ASU will announce a decision about its Summer II Semester course delivery around May 15 and the Fall Semester at the end of the month or in early June. The school’s Maymester, Summer I and full Summer Semester courses will be delivered online while scheduled, face-to-face classes have been canceled or moved online.
Bill Smith, associate vice chancellor for communications and marketing, said ASU and its fellow academic institutions have taken inspiration from Indonesia, where higher education has persevered online in the wake of natural disasters like tsunamis.
“Keep in mind one of our degree programs is disaster preparedness here,” Smith said. “And it kind of struck us that makes sense.”
Outlasting the slow moving wave of a pandemic may be no picnic, Smith said, but ASU has learned how to manage in cyberspace and, with each day, it becomes better equipped to offer upcoming semesters the same way if necessary.
“We’ve met this challenge,” Smith said. “If we have to keep doing it there’s a confidence that we know we can.”
Last week Gov. Asa Hutchinson appointed a 27-member economic recovery task force composed of business, association, chamber of commerce and employment sector leaders, including ASU System President Chuck Welch. Hutchinson set May 4 as the date he hopes to begin easing restrictions in the state, which would follow White House guidelines for a three-phase reopening.
In his message, Damphousse said the dates and details of the Summer II and Fall Semester announcements depend on the success of the Phase One and Two reopenings, which hinge on a continued downward trajectory of virus symptoms and cases, adequate testing and availability of hospital care for all patients without crisis care.
Phase One could include opening gyms (including ASU’s Red W.O.L.F. Center) non-essential businesses, large venues and a return to work for some employees while Phase Two would include the reopening of schools.
“The chancellor and the executive committee and the academic leadership are talking about a wide range of possibilities for the fall,” Smith said. “But as we’ve seen, you have to wait until that moment comes before you make decisions. What allows you to wait until that moment is planning, and if there’s anything we’ve done at Arkansas State for 2020 it’s planning things.”
ASU’s Fall 2019 enrollment was 13,891 and its budget for 2019-2020 was set at $284.8 million. The school charges $8,900 a year for in-state tuition and fees and $15,860 for out-of-state tuition and fees.

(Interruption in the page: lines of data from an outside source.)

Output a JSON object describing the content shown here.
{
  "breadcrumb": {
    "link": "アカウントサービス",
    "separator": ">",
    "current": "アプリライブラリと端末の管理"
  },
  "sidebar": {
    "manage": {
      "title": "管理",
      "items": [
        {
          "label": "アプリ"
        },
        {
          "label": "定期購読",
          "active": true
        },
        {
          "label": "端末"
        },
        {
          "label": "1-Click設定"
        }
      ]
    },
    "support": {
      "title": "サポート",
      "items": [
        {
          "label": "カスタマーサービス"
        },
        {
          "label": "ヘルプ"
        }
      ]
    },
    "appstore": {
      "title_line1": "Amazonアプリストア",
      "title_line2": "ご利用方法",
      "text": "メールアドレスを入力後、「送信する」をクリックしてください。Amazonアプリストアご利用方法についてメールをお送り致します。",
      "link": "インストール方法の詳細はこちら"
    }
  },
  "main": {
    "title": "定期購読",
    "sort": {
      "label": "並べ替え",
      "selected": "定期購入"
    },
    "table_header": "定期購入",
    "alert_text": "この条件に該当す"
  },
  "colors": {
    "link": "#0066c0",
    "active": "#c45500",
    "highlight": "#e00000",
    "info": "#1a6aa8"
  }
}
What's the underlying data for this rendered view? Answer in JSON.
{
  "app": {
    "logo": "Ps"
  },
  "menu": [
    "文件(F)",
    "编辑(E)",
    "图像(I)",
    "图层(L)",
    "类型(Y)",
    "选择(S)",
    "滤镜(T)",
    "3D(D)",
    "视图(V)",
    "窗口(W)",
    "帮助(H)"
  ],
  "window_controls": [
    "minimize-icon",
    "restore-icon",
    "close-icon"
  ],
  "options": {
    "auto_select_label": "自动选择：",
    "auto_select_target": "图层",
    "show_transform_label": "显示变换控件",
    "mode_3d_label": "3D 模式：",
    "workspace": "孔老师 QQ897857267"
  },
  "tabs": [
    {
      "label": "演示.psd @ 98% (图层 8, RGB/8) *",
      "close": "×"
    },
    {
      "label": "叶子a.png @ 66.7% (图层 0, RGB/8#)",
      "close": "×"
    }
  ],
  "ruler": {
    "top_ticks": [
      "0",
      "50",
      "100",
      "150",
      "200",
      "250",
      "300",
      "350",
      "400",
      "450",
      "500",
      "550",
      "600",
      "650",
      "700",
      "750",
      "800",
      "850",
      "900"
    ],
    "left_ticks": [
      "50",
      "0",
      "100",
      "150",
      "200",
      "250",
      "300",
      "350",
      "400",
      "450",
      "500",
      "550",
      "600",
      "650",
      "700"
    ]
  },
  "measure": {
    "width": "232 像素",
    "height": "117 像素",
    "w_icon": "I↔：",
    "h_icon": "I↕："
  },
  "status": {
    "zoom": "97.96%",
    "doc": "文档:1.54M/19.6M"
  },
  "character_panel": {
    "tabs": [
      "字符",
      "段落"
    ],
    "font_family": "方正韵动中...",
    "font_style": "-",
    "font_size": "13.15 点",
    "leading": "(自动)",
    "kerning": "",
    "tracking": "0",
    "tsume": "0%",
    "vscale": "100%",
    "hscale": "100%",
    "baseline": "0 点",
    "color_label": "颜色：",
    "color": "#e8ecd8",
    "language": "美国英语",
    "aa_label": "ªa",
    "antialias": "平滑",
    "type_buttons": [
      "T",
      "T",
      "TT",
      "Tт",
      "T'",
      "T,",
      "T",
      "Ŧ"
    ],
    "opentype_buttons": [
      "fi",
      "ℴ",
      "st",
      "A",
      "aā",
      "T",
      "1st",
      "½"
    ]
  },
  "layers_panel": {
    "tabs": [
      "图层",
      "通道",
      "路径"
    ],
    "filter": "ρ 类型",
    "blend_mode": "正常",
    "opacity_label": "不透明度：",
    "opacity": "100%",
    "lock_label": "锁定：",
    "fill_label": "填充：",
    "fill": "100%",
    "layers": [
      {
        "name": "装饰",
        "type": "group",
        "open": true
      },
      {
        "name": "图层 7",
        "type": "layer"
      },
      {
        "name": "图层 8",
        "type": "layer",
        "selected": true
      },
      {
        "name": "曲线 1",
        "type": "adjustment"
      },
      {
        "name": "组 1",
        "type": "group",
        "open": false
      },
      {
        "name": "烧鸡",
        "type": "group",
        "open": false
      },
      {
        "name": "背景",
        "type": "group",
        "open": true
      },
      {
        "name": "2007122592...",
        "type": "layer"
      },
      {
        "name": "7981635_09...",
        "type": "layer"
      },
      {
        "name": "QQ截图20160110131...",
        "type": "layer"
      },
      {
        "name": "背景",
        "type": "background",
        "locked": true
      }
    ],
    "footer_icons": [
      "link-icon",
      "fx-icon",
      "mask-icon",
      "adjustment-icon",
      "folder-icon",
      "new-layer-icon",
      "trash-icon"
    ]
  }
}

The school is calculating refunds for housing, meal and Flex plans and is in the process of manually crediting students’ accounts. Amounts should be posted by April 29 with refunds for eligible students processed by May 5, Damphousse said.
Additionally, Damphousse has appointed a number of ASU officials and campus leaders to its CARES Act ResponseTeam (CART), which will make recommendations for the distribution of the $4.6 million in emergency assistance ASU will receive under the act.
With the present in flux and the future not settled, Smith said the university is finding it can still host events and some extracurriculars.
In a bit of irony Saturday, the school held its eSports online gaming conference online, as opposed to bringing the gamers on campus, in cooperation with New York Institute of Technology. ASU also shifted this week’s research event Create@State online, streaming the student presentations on its YouTube page and broadcasting on ASU-TV and local cable systems.
Music faculty have been holding Facebook Live and YouTube recitals and, for the first time, new student orientation will be conducted online with a virtual campus tour featuring guided video commentary from student leaders and 360 degree views.
“It’s good to know where the library is but it might be more important for them to know where the library links are online,” Smith said.